We next traveled from the Waikato region of New Zealand to the Bay of Plenty. Happily, our new friend Lou joined us for the ride, and as always there was plenty to see along the way. We stopped at picturesque Owharoa Falls and hiked the Karangahake Gorge whose unique route followed the old train tracks of an historic gold mine. We then stayed in a “bach,” or holiday cottage, in the tiny settlement of Whiritoa on the infamous Coromandel Peninsula. Despite the overcast evening, the three of us explored the beach all to ourselves before toasting our last night together with wine, chocolate, and a movie.
The following day we arrived at our destination: the lovely city of Tauranga. Since it was only mid-afternoon and the sun was brightly ablaze, we decided to check out Mount Maunganui. Conveniently situated within the city itself, the Mount gave us incredible views of our surroundings as we hiked to its summit; the sea and untouched headlands in one direction, a sprawling urban center in the other, and paragliders drifting soundlessly in the blue sky above. If you ever find yourself in the area, the Mount is a definite “must” in my books!
Afterward, we lazed about Maunganui Beach for a short while before the time came to drop Lou off at a backpacker’s hostel and bid her a heartfelt adieu. Tyson and I arrived at our second Workaway shortly thereafter. It was easy to settle in at Jane and Andy’s beautiful residence, which included a large yard complete with pool, hot tub, and a full-sized tennis court to enjoy! Here we accomplished a variety of tasks, such as weeding in the wonderfully sprawling gardens, edging the walkways, cleaning gutters, moving compost piles, mowing lawns, trimming hedges, as well as some dusting and scrubbing indoors. Every day we were treated to garden-fresh meals and scrumptious desserts, including tarte-a-tatin made from scratch – and getting to know Jane, Andy, and their daughters Kate and Lucy was an equal pleasure throughout our stay.
We also made friends of the four-legged variety with the poised feline Sebastian, a Burmese cat, and the boisterous pup Frankie, a young Newfoundland dog. One night, we took Frankie for a walk from the house down to the area’s riverside at dusk, and were treated to a lovely sundown from its banks. Often, we spent our time off relaxing about the house. We would play a few matches of tennis or do some laps in the pool before sitting back to enjoy a cool drink on the deck. Even after a distinctly sleepless night, I awoke the next morning in happy spirits at the prospect of yet another pleasant day to be had.
Of particular enjoyment was our first surfing experience under Andy’s tutelage at Papamoa Beach.
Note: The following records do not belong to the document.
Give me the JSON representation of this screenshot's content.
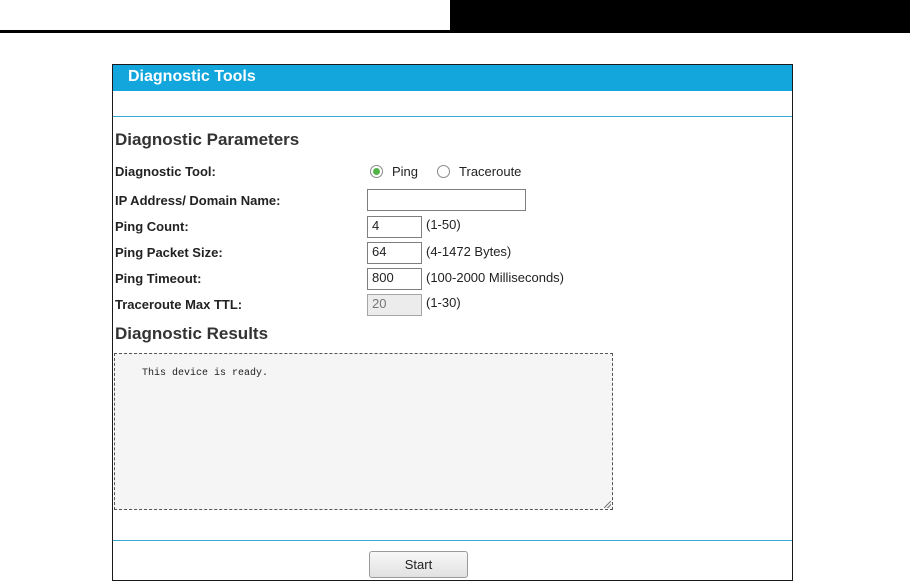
{
  "panel": {
    "title": "Diagnostic Tools"
  },
  "params": {
    "section_title": "Diagnostic Parameters",
    "tool_label": "Diagnostic Tool:",
    "tool_options": [
      {
        "label": "Ping",
        "selected": true
      },
      {
        "label": "Traceroute",
        "selected": false
      }
    ],
    "ip_label": "IP Address/ Domain Name:",
    "ip_value": "",
    "ping_count_label": "Ping Count:",
    "ping_count_value": "4",
    "ping_count_hint": "(1-50)",
    "packet_size_label": "Ping Packet Size:",
    "packet_size_value": "64",
    "packet_size_hint": "(4-1472 Bytes)",
    "timeout_label": "Ping Timeout:",
    "timeout_value": "800",
    "timeout_hint": "(100-2000 Milliseconds)",
    "ttl_label": "Traceroute Max TTL:",
    "ttl_value": "20",
    "ttl_hint": "(1-30)"
  },
  "results": {
    "section_title": "Diagnostic Results",
    "text": "This device is ready."
  },
  "actions": {
    "start_label": "Start"
  },
  "colors": {
    "header": "#12a6dc",
    "divider": "#35a8d8",
    "radio_selected": "#52b448"
  }
}
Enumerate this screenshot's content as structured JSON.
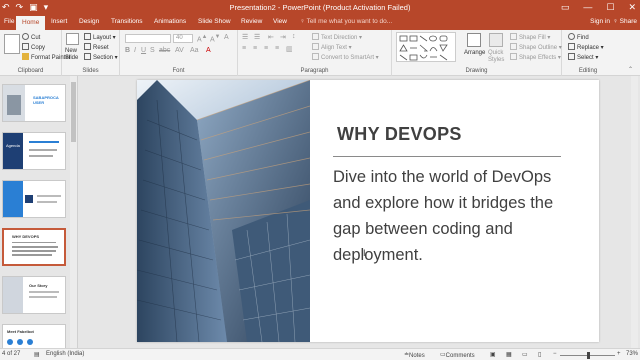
{
  "titlebar": {
    "title": "Presentation2 - PowerPoint (Product Activation Failed)",
    "qat": [
      "↶",
      "↷",
      "▣",
      "▾"
    ],
    "window_controls": [
      "▭",
      "—",
      "☐",
      "✕"
    ]
  },
  "tabs": [
    "File",
    "Home",
    "Insert",
    "Design",
    "Transitions",
    "Animations",
    "Slide Show",
    "Review",
    "View"
  ],
  "active_tab": "Home",
  "tellme": "♀ Tell me what you want to do...",
  "signin": "Sign in",
  "share": "♀ Share",
  "ribbon": {
    "clipboard": {
      "label": "Clipboard",
      "paste": "Paste",
      "cut": "Cut",
      "copy": "Copy",
      "format_painter": "Format Painter"
    },
    "slides": {
      "label": "Slides",
      "new_slide": "New Slide",
      "layout": "Layout",
      "reset": "Reset",
      "section": "Section"
    },
    "font": {
      "label": "Font",
      "size": "40"
    },
    "paragraph": {
      "label": "Paragraph",
      "text_direction": "Text Direction",
      "align_text": "Align Text",
      "convert_smartart": "Convert to SmartArt"
    },
    "drawing": {
      "label": "Drawing",
      "arrange": "Arrange",
      "quick_styles": "Quick Styles",
      "shape_fill": "Shape Fill",
      "shape_outline": "Shape Outline",
      "shape_effects": "Shape Effects"
    },
    "editing": {
      "label": "Editing",
      "find": "Find",
      "replace": "Replace",
      "select": "Select"
    }
  },
  "thumbnails": [
    {
      "title": "SABAPROCA USER",
      "selected": false
    },
    {
      "title": "Agenda",
      "selected": false
    },
    {
      "title": "",
      "selected": false
    },
    {
      "title": "WHY DEVOPS",
      "selected": true
    },
    {
      "title": "Our Story",
      "selected": false
    },
    {
      "title": "Meet Fabelbot",
      "selected": false
    }
  ],
  "slide": {
    "title": "WHY DEVOPS",
    "body": "Dive into the world of DevOps and explore how it bridges the gap between coding and deployment."
  },
  "statusbar": {
    "slide_info": "4 of 27",
    "language": "English (India)",
    "notes": "Notes",
    "comments": "Comments",
    "zoom": "73%"
  },
  "colors": {
    "accent": "#b7472a",
    "selection": "#c55a3a"
  }
}
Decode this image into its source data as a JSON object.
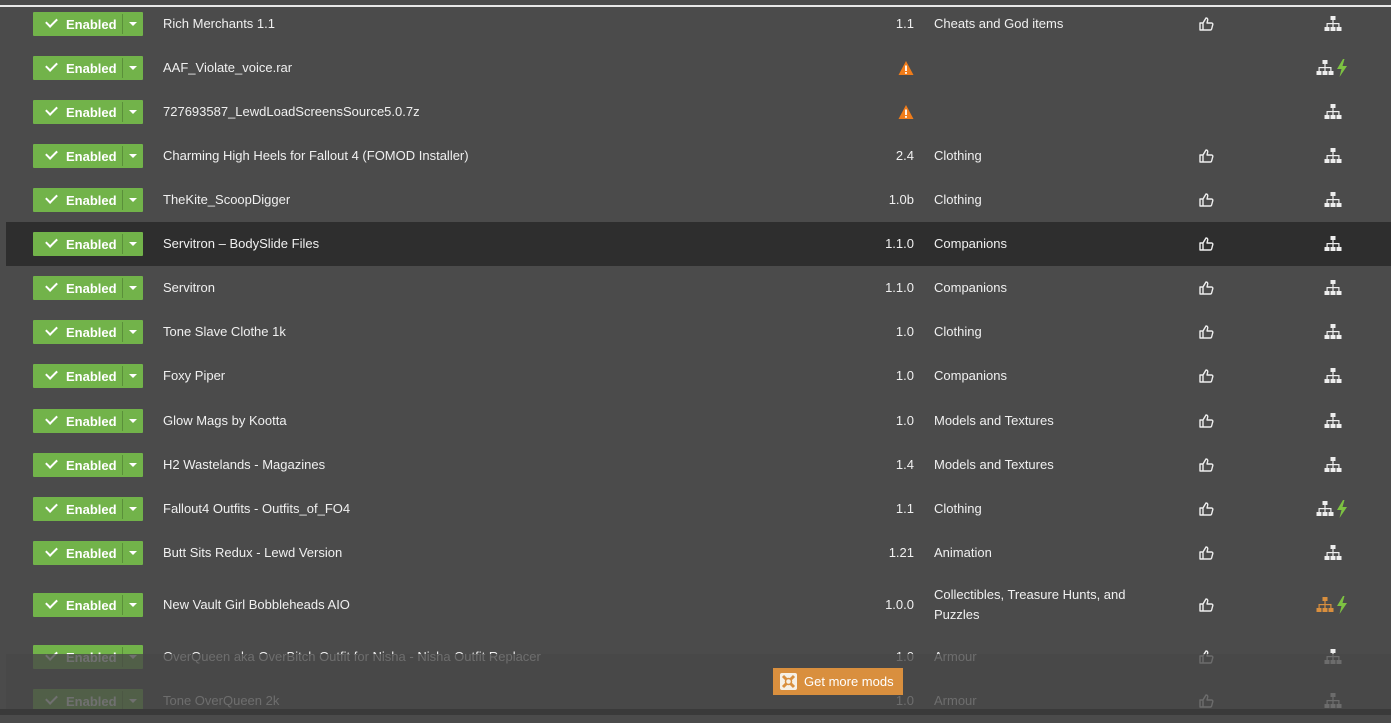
{
  "enabled_label": "Enabled",
  "footer": {
    "get_more_label": "Get more mods"
  },
  "colors": {
    "enabled_green": "#72b34a",
    "warning_orange": "#f07c1a",
    "bolt_green": "#7dc242",
    "button_orange": "#d98f3e"
  },
  "mods": [
    {
      "name": "Rich Merchants 1.1",
      "version": "1.1",
      "category": "Cheats and God items",
      "warning": false,
      "endorse": true,
      "bolt": false
    },
    {
      "name": "AAF_Violate_voice.rar",
      "version": "",
      "category": "",
      "warning": true,
      "endorse": false,
      "bolt": true
    },
    {
      "name": "727693587_LewdLoadScreensSource5.0.7z",
      "version": "",
      "category": "",
      "warning": true,
      "endorse": false,
      "bolt": false
    },
    {
      "name": "Charming High Heels for Fallout 4 (FOMOD Installer)",
      "version": "2.4",
      "category": "Clothing",
      "warning": false,
      "endorse": true,
      "bolt": false
    },
    {
      "name": "TheKite_ScoopDigger",
      "version": "1.0b",
      "category": "Clothing",
      "warning": false,
      "endorse": true,
      "bolt": false
    },
    {
      "name": "Servitron – BodySlide Files",
      "version": "1.1.0",
      "category": "Companions",
      "warning": false,
      "endorse": true,
      "bolt": false,
      "selected": true
    },
    {
      "name": "Servitron",
      "version": "1.1.0",
      "category": "Companions",
      "warning": false,
      "endorse": true,
      "bolt": false
    },
    {
      "name": "Tone Slave Clothe 1k",
      "version": "1.0",
      "category": "Clothing",
      "warning": false,
      "endorse": true,
      "bolt": false
    },
    {
      "name": "Foxy Piper",
      "version": "1.0",
      "category": "Companions",
      "warning": false,
      "endorse": true,
      "bolt": false
    },
    {
      "name": "Glow Mags by Kootta",
      "version": "1.0",
      "category": "Models and Textures",
      "warning": false,
      "endorse": true,
      "bolt": false
    },
    {
      "name": "H2 Wastelands - Magazines",
      "version": "1.4",
      "category": "Models and Textures",
      "warning": false,
      "endorse": true,
      "bolt": false
    },
    {
      "name": "Fallout4 Outfits - Outfits_of_FO4",
      "version": "1.1",
      "category": "Clothing",
      "warning": false,
      "endorse": true,
      "bolt": true
    },
    {
      "name": "Butt Sits Redux - Lewd Version",
      "version": "1.21",
      "category": "Animation",
      "warning": false,
      "endorse": true,
      "bolt": false
    },
    {
      "name": "New Vault Girl Bobbleheads AIO",
      "version": "1.0.0",
      "category": "Collectibles, Treasure Hunts, and Puzzles",
      "warning": false,
      "endorse": true,
      "bolt": true,
      "dep_orange": true
    },
    {
      "name": "OverQueen aka OverBitch Outfit for Nisha - Nisha Outfit Replacer",
      "version": "1.0",
      "category": "Armour",
      "warning": false,
      "endorse": true,
      "bolt": false
    },
    {
      "name": "Tone OverQueen 2k",
      "version": "1.0",
      "category": "Armour",
      "warning": false,
      "endorse": true,
      "bolt": false
    }
  ]
}
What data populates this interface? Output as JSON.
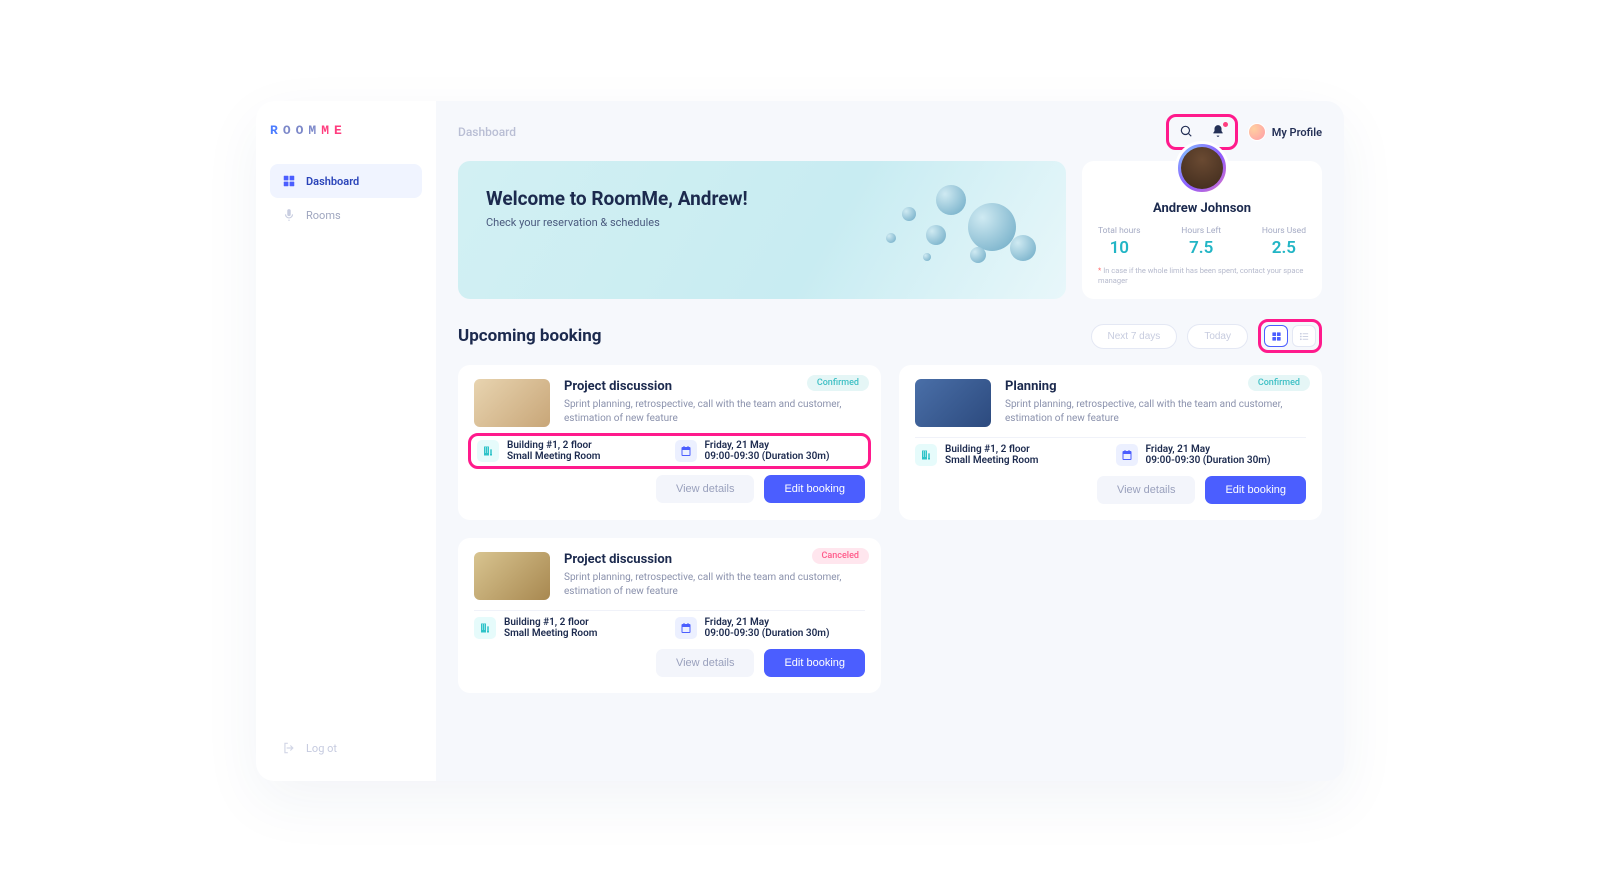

Though the surfing conditions weren’t what I’d call ideal for beginners such as ourselves, we were both excited to give the sport a go – so off we went amidst roaring winds and rain on a chilly grey afternoon. The waves were a broiling mess of what Andy so aptly called “slop.” For the most part, it felt a lot like being inside a washing machine. As such, it came as no surprise that I didn’t manage to accomplish anything remotely similar to what one would call surfing. Just as unsurprisingly, Tyson managed to do quite well at it, standing numerous times with that characteristic kinesthetic knack of his. All of this somehow added up to an incredibly fun experience, and I look forward to trying it out again in the future.
Other extra-curricular activities of note were our outings to Te Puia, the Hobbiton movie set, and the Te Waihou Springs. Located in the town of Rotorua, Te Puia offers cultural experiences and tours of the geothermal activity within the area. The highlights here included seeing a full range of traditional Maori performances such as the Haka, as well as watching the southern hemisphere’s largest geyser, Pohutu, erupt to a height of one hundred feet! It was certainly intriguing to walk the park’s pathways and behold the bubbling mud pools or see the steam rising from crevices in the rocks, and to learn more about the origins of Maori culture along the way.
Being Lord of the Rings fans, visiting the Hobbiton movie set was another “must” for us. Though the three-hour tour was costly and the weather of the day nothing to boast about, it was nonetheless a thrill to step foot into what indeed felt like Middle Earth for a short time. We were guided along from one hobbit hole to the next, viewing the likes of Bag End and the Party Tree before sitting down to a pint in the pub of the Green Dragon. What I appreciated most was the attention to detail throughout the set, right down to the miniature hobbit clothes hanging out on washing lines, or the way a few of the hobbit hole chimneys were actually smoking. One might easily believe that Hobbiton could be a rather charming place to live.
After our tour of Hobbiton was complete, we stopped to explore the Te Waihou Walkway and Blue Springs. This easy and enjoyable hike took us along the a most clear and strikingly blue river with swirling green weeds easily seen below the surface and a set of small falls toward the walk’s end. Upon our return we encountered a male Pukeko at the water’s edge, shrieking warnings in defense of his mate and the tiny blue wad of adorable baby bird by her side. The smattering of rain that fell intermittently only seemed to add to the magic of the spot – a poetic end to a day of excursions in a few more of New Zealand’s most magical places.